FIG. 6 Structure of full-convolutional network based on Perceptual Loss [3]


The super-resolution reconstruction network based on Per-Pixel Loss aims to directly minimize the difference between the ORIGINAL HD image and the super-resolution reconstruction image, so that the super-resolution reconstruction image gradually approaches the clear effect of the original image. However, the minimizing of Perceptual Loss is the difference between the feature images of the original and reconstructed images. To improve computational efficiency, the feature images of Perceptual Loss are extracted by the convolutional neural network with fixed weight values, such as the VGG16 network pre-trained on ImageNet data set, as shown in Figure 7. The feature information extracted by convolution layer with different depth is different, and the image texture is also different.



FIG. 7 Schematic diagram of image features extracted from convolution layers at different depths [3]


So when researchers train super-resolution neural networks, Fully Convolutional Network (FCN) is constructed by using strided convolution layer instead of pooling layer for superresolution reconstruction. Residual block was added between the convolutional layers to deepen the network depth and achieve better performance on the premise of ensuring the network fitting performance. Finally, VGG16 network is used to extract features from the original image and the reconstructed image. The differences between the two feature images are minimized so that the super-resolution reconstructed image constantly approaches the resolution of the original image.

Article 4: RAISR: Rapid and Accurate Image Super Resolution

Yaniv Romano, John Isidoro, and Peyman Milanfar

Several typical image block-type (also known as sample type) super-resolution techniques mentioned above all learn the mapping from low resolution to high resolution image blocks based on the one-to-one data of high and low resolution image blocks. Specifically, this mapping is usually a series of filters, and appropriate filters are selected for super-resolution reconstruction based on different texture features of different pixel positions of the input image.


Based on this idea, Google released RAISR algorithm in 2016 on the basis of SRCNN, A+, ESPCN and other super-resolution studies. The algorithm features high-speed real-time performance and extremely low computational complexity. The core idea is to obtain A series of filters by training paired high-low resolution image blocks. During the test, an appropriate filter was selected according to the local gradient statistical characteristic index of the input image to complete the super-resolution reconstruction. Therefore, RAISR algorithm consists of two parts, the first part is to train the filter of LR/HR mapping, and the second part is to establish the filter indexing mechanism.



FIG. 8 RAISR 2x upsampling filter [4]



FIG. 9 Comparison of technical indexes of RAISR with SRCNN, A+ and other super-resolution algorithms at the sampling rate of 2X

The left figure is pSNR-Runtime indicator, and the right figure is SSM-Runtime indicator [4]

conclusion



Super-resolution reconstruction has broad application prospects in medical image processing and compressed image enhancement, and has been a hot research field of deep learning in recent years.
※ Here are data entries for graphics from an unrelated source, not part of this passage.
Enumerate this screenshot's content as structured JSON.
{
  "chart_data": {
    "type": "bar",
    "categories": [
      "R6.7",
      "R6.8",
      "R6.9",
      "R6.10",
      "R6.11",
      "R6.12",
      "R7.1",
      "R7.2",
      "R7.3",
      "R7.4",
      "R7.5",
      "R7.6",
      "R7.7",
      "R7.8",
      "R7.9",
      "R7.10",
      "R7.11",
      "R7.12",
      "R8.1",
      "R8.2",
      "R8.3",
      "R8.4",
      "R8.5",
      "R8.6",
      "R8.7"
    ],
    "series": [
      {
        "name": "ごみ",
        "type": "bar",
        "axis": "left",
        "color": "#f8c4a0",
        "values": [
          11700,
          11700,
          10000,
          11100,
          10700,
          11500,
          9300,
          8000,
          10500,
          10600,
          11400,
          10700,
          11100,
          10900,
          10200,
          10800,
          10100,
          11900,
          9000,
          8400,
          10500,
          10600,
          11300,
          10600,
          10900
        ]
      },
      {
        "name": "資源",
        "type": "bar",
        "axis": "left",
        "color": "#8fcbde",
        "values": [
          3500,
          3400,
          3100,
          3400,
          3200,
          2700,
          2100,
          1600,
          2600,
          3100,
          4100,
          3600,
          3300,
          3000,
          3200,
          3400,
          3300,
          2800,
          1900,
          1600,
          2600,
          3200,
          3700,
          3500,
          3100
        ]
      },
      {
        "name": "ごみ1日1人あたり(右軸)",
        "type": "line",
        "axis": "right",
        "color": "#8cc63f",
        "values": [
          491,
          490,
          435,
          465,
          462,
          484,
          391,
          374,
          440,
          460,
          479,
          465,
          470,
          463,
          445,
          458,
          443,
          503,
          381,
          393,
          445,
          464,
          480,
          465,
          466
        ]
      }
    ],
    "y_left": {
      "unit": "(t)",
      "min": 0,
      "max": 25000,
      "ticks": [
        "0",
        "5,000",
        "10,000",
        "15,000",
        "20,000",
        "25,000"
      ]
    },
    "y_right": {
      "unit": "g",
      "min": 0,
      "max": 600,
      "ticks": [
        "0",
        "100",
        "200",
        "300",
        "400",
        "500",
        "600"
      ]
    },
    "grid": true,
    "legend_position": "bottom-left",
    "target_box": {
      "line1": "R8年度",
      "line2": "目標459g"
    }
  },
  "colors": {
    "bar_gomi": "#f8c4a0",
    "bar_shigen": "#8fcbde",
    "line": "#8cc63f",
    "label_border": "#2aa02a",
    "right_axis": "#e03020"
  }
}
Improvement of convolution and residual components, further analysis of different types of perceptual loss, and exploration of adversity-generated networks for super-resolution reconstruction are all worthy of attention.


reference



[1] Dong, Chao, et al. “Image Super-Resolution Using Deep Convolutional Networks.” IEEE Transactions on Pattern Analysis & Machine Intelligence 38.2 (2016) : 295-307.

[2] Shi, Wenzhe, et al. “Real-Time Single Image and Video Super-Resolution Using an Efficient Sub-Pixel Convolutional Neural Network.” (2016) : 1874-1883.

[3] Johnson, Justin, A. Alahi, and F. F. Li. “Perceptual Losses for Real-Time Style Transfer and Super-Resolution.” (2016):694-711.

[4] Romano, Yaniv, J. Isidoro, and P. Milanfar. “RAISR: Rapid and Accurate Image Super Resolution.” IEEE Transactions on Computational Imaging 3.1(2016):110-125.

[5] Conkey, Donald B., et al. “Super-resolution photoacoustic imaging through a scattering wall.” Nature Communications 6(2015):7902.